Marc Brown
Co-founder, MedPharm
Marc Brown co-founded MedPharm in August 1999, was CSO until 2020, Board Director until 2024, and he remains Chair of MedPharm’s Scientific Advisory Committee. Brown was instrumental in establishing MedPharm’s principles and ethos, and has been a guiding force behind many of its scientific developments, innovations, and intellectual property. To date, he has been involved in the pharmaceutical development of over 60 locally applied medicinal products that are on the market in Europe, America, and Japan. He also acts as CSO to Mosanna Therapeutics AG, supporting the development of sleep apnoea medicine. Whilst advising numerous pharmaceutical companies as an expert witness in patent disputes, Brown’s academic history ranges from the Pharmacy Departments at King’s College London and the University of Hertfordshire, to visiting/honorary professorships at the Universities of Reading, Hertfordshire, and King’s College London. He was awarded the status of Professor Emeritus in 2022 and has co-supervised over 50 PhD students to success, while co-authoring two books, more than 200 publications, 30 book chapters, and 26 patents describing his research interests, which lie mainly in drug delivery to the skin, nails, eyes, and airways.
We asked…
What is the most exciting development or emerging trend in pharma manufacturing today?

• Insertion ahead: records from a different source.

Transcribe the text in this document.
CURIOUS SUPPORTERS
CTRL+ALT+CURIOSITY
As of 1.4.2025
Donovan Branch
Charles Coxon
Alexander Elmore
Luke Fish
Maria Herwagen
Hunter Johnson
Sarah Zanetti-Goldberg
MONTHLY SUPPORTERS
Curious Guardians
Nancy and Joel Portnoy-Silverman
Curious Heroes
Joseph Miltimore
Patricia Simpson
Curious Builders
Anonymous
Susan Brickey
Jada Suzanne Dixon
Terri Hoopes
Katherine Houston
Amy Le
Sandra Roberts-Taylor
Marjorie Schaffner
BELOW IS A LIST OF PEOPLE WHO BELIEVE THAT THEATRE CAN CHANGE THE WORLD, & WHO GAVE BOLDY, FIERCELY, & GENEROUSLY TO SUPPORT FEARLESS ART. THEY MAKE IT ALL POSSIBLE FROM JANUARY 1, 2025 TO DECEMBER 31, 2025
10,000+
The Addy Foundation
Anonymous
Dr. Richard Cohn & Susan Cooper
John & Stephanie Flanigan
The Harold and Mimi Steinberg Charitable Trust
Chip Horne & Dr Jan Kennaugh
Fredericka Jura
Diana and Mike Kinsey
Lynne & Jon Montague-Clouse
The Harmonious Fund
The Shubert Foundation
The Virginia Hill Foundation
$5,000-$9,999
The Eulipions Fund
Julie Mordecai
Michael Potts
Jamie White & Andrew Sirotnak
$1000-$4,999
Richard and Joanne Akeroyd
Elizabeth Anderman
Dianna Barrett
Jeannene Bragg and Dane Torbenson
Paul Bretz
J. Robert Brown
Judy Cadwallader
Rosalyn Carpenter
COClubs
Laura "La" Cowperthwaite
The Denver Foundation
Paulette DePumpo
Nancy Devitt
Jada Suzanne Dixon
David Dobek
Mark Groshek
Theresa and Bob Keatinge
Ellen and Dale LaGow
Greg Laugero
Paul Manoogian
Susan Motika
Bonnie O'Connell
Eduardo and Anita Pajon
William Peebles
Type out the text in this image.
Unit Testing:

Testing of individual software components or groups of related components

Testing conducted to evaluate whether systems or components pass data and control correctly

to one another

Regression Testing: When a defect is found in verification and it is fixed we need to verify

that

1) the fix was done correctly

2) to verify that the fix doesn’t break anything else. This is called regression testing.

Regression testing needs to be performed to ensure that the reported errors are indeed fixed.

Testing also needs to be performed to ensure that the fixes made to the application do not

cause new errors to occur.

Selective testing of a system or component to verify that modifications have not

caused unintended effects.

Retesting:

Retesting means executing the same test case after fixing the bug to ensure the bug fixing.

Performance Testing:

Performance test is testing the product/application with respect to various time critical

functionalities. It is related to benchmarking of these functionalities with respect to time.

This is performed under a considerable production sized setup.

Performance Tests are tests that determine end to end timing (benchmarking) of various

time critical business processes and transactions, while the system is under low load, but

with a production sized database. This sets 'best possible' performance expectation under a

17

Up until five years ago, I would have strongly argued that Alexander Fleming’s 1928 serendipitous discovery that a mold on a Petri dish of Staphylococcus bacteria was producing a self-defense chemical (he named Penicillin) that was preventing growth of the bacteria was the biggest breakthrough for the pharma industry. It is estimated that penicillin alone has saved around 200 million lives, not including the influence of its discovery on the development of other antibiotics.
However, a more recent breakthrough discovery was the development of mRNA vaccines. After decades of research, rather ironically, the COVID-19 pandemic accelerated the validation of the use of mRNA in the form of vaccines for the treatment of infectious diseases, which has enormous potential. The requirements for light-speed research strengthened interactions among the pharma industry, service providers, logistics, governments, and regulatory authorities. This resulted in the acceleration of marketing authorizations for COVID-19 vaccines, increased knowledge of disease mechanisms, and the potential development of new mRNA-based therapies for infectious diseases, cancer immunotherapies, therapeutic protein replacement therapies, and genetic disease treatment. However, mRNA delivery itself still poses multiple challenges with regard to developing the optimal formulation/delivery system for tissue targeting, cellular uptake and ultimately, the product’s pharmacokinetic and pharmacodynamic performance. We still have a lot to learn.
For the future beyond mRNA, the CRISPR genome editing technology is a favorite to be the next best thing. With its pinpoint accuracy and relatively low production costs, CRISPR is an equally exciting development with an application to any disease involving genes: from repairing genetic disorders like sickle cell anemia or hemophilia to the fights against cancer, HIV, and heart disease. Ultimately, if the formulation and delivery challenges can be solved and funding allows for their use, personalized medicine is as close as it has ever been to be the next biggest breakthrough.
What is your most controversial opinion about the field?
As knowledge in molecular biology and genetics grows, the biopharma potential market increases, but so does that for small molecule drugs because of the discovery of new “druggable targets.” I would argue that these two pathways need each other to maintain their growth in the future.
However, a more fundamental challenge to the pharma industry is the drive to improve upon or make good products that have long been on the market. As the industry has grown, its understanding has concomitantly improved – and the lack of safety and optimization of such medicines is focusing minds. Historically used excipients are now classed as unsafe and so the development of 505b2/hybrid generic applications (same drug, strength and route, different composition and equivalent or improved efficacy and safety) are becoming more prevalent; regulators need to encourage such developments rather than asking a compositionally equivalent generic medicines that would never be approved nowadays.